It's usually best to get ahead of bad news. That seems to be the approach the artificial-intelligence lender Upstart (UPST 8.00%) is taking after announcing some preliminary second-quarter earnings numbers ahead of schedule and telling investors to brace for results that will be well below expectations.

Shares of Upstart are down more than 17% in after-hours trading on the heels of the news. Is the stock a buy, now that it's trading near all-time lows?

What happened

Upstart said it expects revenue for the second quarter to come in at around $228 million, far lower than the $295 million to $305 million the company initially guided for. Furthermore, Upstart told investors to expect its contribution margin to come in around 47%, which is more than the 45% it had guided for.

The company now expects to report a loss of between $27 million and $31 million. Previously, Upstart had expected to either break even or report a loss of as much as $4 million. As Dave Girouard, CEO of Upstart, said in a statement:

Our revenue was negatively impacted by two factors approximately equally. First, our marketplace is funding constrained, largely driven by concerns about the macroeconomy among lenders and capital market participants. Second, in Q2, we took action to convert loans on our balance sheet into cash, which, given the quickly increasing rate environment, negatively impacted our revenue.

Upstart originates personal and auto loans with the belief that it can assess the credit quality of borrowers better than traditional methods like Fair Isaac's FICO scoring. It then sells the majority of those loans to whole-loan buyers or institutional investors, who often securitize the loans. Upstart does this in order to get the loans off of its balance sheet and keep funding new originations.

With the economy seeming to be heading for recession and interest rates rising aggressively, investors are a lot less willing to invest in and take on Upstart loans -- especially those to borrowers at the lower end of the credit spectrum. Their cost of funding has gone up and there's more likelihood borrowers will default in a down economy.

By converting loans to cash, it looks like Upstart took a loss on loans it had been holding on its balance sheet, which spooked investors when the company disclosed this information in its first-quarter earnings report. Analysts and investors want Upstart to run a capital-light operation and not take on actual credit risk from borrowers.

Meanwhile, Upstart's CFO Sanjay Datta said Upstart-powered loans being held by banks and credit union partners are still performing well and delivering returns in line with or above expectations. For non-bank loan investors, Datta said vintages from 2018 and 2020 have significantly outperformed, while 2021 vintages are within 1% of the company's loss expectations.

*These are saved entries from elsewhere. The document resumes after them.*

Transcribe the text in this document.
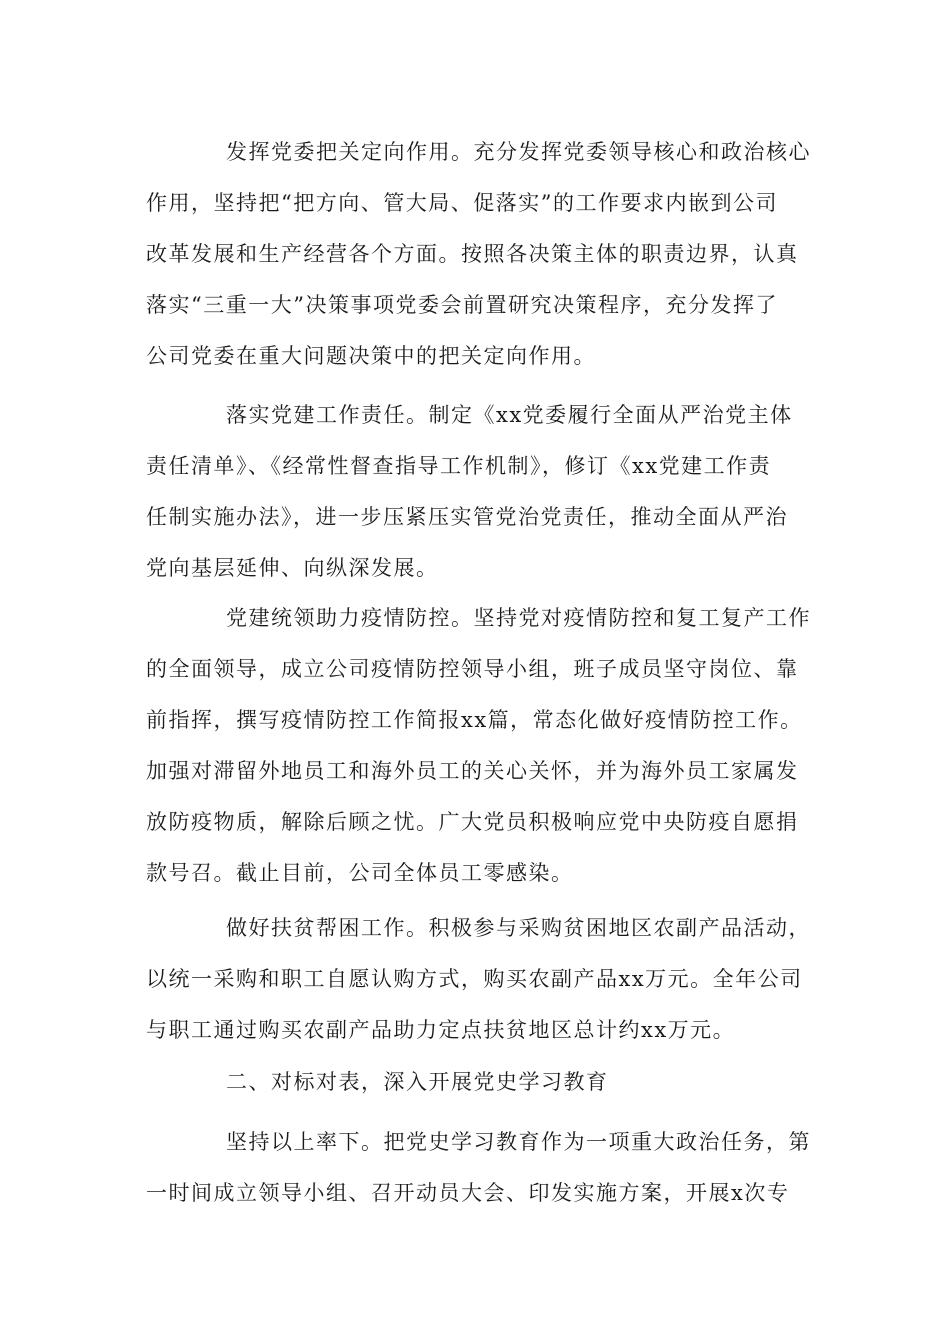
发挥党委把关定向作用。充分发挥党委领导核心和政治核心
作用，坚持把“把方向、管大局、促落实”的工作要求内嵌到公司
改革发展和生产经营各个方面。按照各决策主体的职责边界，认真
落实“三重一大”决策事项党委会前置研究决策程序，充分发挥了
公司党委在重大问题决策中的把关定向作用。
落实党建工作责任。制定《xx党委履行全面从严治党主体
责任清单》、《经常性督查指导工作机制》，修订《xx党建工作责
任制实施办法》，进一步压紧压实管党治党责任，推动全面从严治
党向基层延伸、向纵深发展。
党建统领助力疫情防控。坚持党对疫情防控和复工复产工作
的全面领导，成立公司疫情防控领导小组，班子成员坚守岗位、靠
前指挥，撰写疫情防控工作简报xx篇，常态化做好疫情防控工作。
加强对滞留外地员工和海外员工的关心关怀，并为海外员工家属发
放防疫物质，解除后顾之忧。广大党员积极响应党中央防疫自愿捐
款号召。截止目前，公司全体员工零感染。
做好扶贫帮困工作。积极参与采购贫困地区农副产品活动，
以统一采购和职工自愿认购方式，购买农副产品xx万元。全年公司
与职工通过购买农副产品助力定点扶贫地区总计约xx万元。
二、对标对表，深入开展党史学习教育
坚持以上率下。把党史学习教育作为一项重大政治任务，第
一时间成立领导小组、召开动员大会、印发实施方案，开展x次专
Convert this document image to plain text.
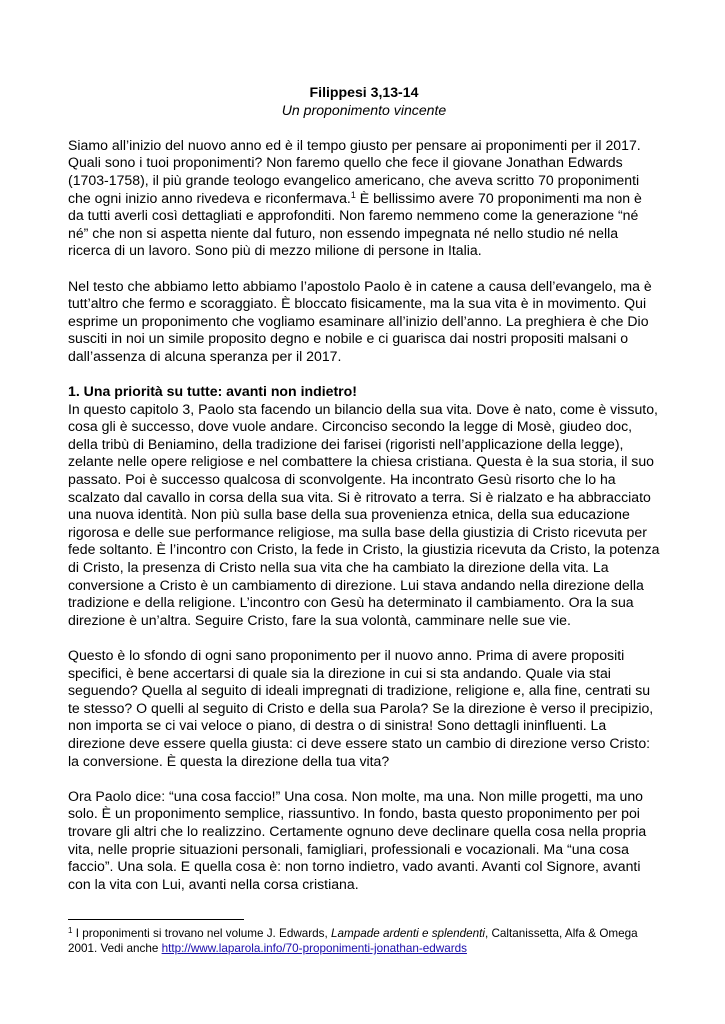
Filippesi 3,13-14
Un proponimento vincente

Siamo all’inizio del nuovo anno ed è il tempo giusto per pensare ai proponimenti per il 2017. Quali sono i tuoi proponimenti? Non faremo quello che fece il giovane Jonathan Edwards (1703-1758), il più grande teologo evangelico americano, che aveva scritto 70 proponimenti che ogni inizio anno rivedeva e riconfermava.$^1$ È bellissimo avere 70 proponimenti ma non è da tutti averli così dettagliati e approfonditi. Non faremo nemmeno come la generazione “né né” che non si aspetta niente dal futuro, non essendo impegnata né nello studio né nella ricerca di un lavoro. Sono più di mezzo milione di persone in Italia.

Nel testo che abbiamo letto abbiamo l’apostolo Paolo è in catene a causa dell’evangelo, ma è tutt’altro che fermo e scoraggiato. È bloccato fisicamente, ma la sua vita è in movimento. Qui esprime un proponimento che vogliamo esaminare all’inizio dell’anno. La preghiera è che Dio susciti in noi un simile proposito degno e nobile e ci guarisca dai nostri propositi malsani o dall’assenza di alcuna speranza per il 2017.

1. Una priorità su tutte: avanti non indietro!

In questo capitolo 3, Paolo sta facendo un bilancio della sua vita. Dove è nato, come è vissuto, cosa gli è successo, dove vuole andare. Circonciso secondo la legge di Mosè, giudeo doc, della tribù di Beniamino, della tradizione dei farisei (rigoristi nell’applicazione della legge), zelante nelle opere religiose e nel combattere la chiesa cristiana. Questa è la sua storia, il suo passato. Poi è successo qualcosa di sconvolgente. Ha incontrato Gesù risorto che lo ha scalzato dal cavallo in corsa della sua vita. Si è ritrovato a terra. Si è rialzato e ha abbracciato una nuova identità. Non più sulla base della sua provenienza etnica, della sua educazione rigorosa e delle sue performance religiose, ma sulla base della giustizia di Cristo ricevuta per fede soltanto. È l’incontro con Cristo, la fede in Cristo, la giustizia ricevuta da Cristo, la potenza di Cristo, la presenza di Cristo nella sua vita che ha cambiato la direzione della vita. La conversione a Cristo è un cambiamento di direzione. Lui stava andando nella direzione della tradizione e della religione. L’incontro con Gesù ha determinato il cambiamento. Ora la sua direzione è un’altra. Seguire Cristo, fare la sua volontà, camminare nelle sue vie.

Questo è lo sfondo di ogni sano proponimento per il nuovo anno. Prima di avere propositi specifici, è bene accertarsi di quale sia la direzione in cui si sta andando. Quale via stai seguendo? Quella al seguito di ideali impregnati di tradizione, religione e, alla fine, centrati su te stesso? O quelli al seguito di Cristo e della sua Parola? Se la direzione è verso il precipizio, non importa se ci vai veloce o piano, di destra o di sinistra! Sono dettagli ininfluenti. La direzione deve essere quella giusta: ci deve essere stato un cambio di direzione verso Cristo: la conversione. È questa la direzione della tua vita?

Ora Paolo dice: “una cosa faccio!” Una cosa. Non molte, ma una. Non mille progetti, ma uno solo. È un proponimento semplice, riassuntivo. In fondo, basta questo proponimento per poi trovare gli altri che lo realizzino. Certamente ognuno deve declinare quella cosa nella propria vita, nelle proprie situazioni personali, famigliari, professionali e vocazionali. Ma “una cosa faccio”. Una sola. E quella cosa è: non torno indietro, vado avanti. Avanti col Signore, avanti con la vita con Lui, avanti nella corsa cristiana.

$^1$ I proponimenti si trovano nel volume J. Edwards, Lampade ardenti e splendenti, Caltanissetta, Alfa & Omega 2001. Vedi anche http://www.laparola.info/70-proponimenti-jonathan-edwards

"We believe our models are well calibrated to economic conditions and are currently targeting returns in excess of 10 percent," Datta said.

Upstart loan defaults.

Image source: Upstart.

Is Upstart stock a buy?

While the fintech stock, which at one point last year traded for $390, has come crashing down to below $28, I'd avoid buying shares of Upstart right now. Noone is sure how long the funding issues will last, and even if they clear up, investors are likely to demand higher returns, which will slow overall origination volume.

Investors aren't going to be willing to take on Upstart-powered loans made to borrowers with weaker credit any time soon, which is what enabled Upstart to really increase origination volume in prior quarters. All of this should lead to much lower origination volume this year than investors anticipated, and therefore lower revenue.

Furthermore, Upstart needs to prove its fundamental thesis of being able to better underwrite loans. Sure, its earlier vintage loans have done well, but those were made when the government was pumping lots of money into the economy, largely propping up borrowers. Upstart-powered loans being held by credit union and bank partners are likely made to mostly higher-quality borrowers.

I would like to see how 2021 vintage loans and those made this year hold up in the current environment. Until then, I'm staying away from the stock.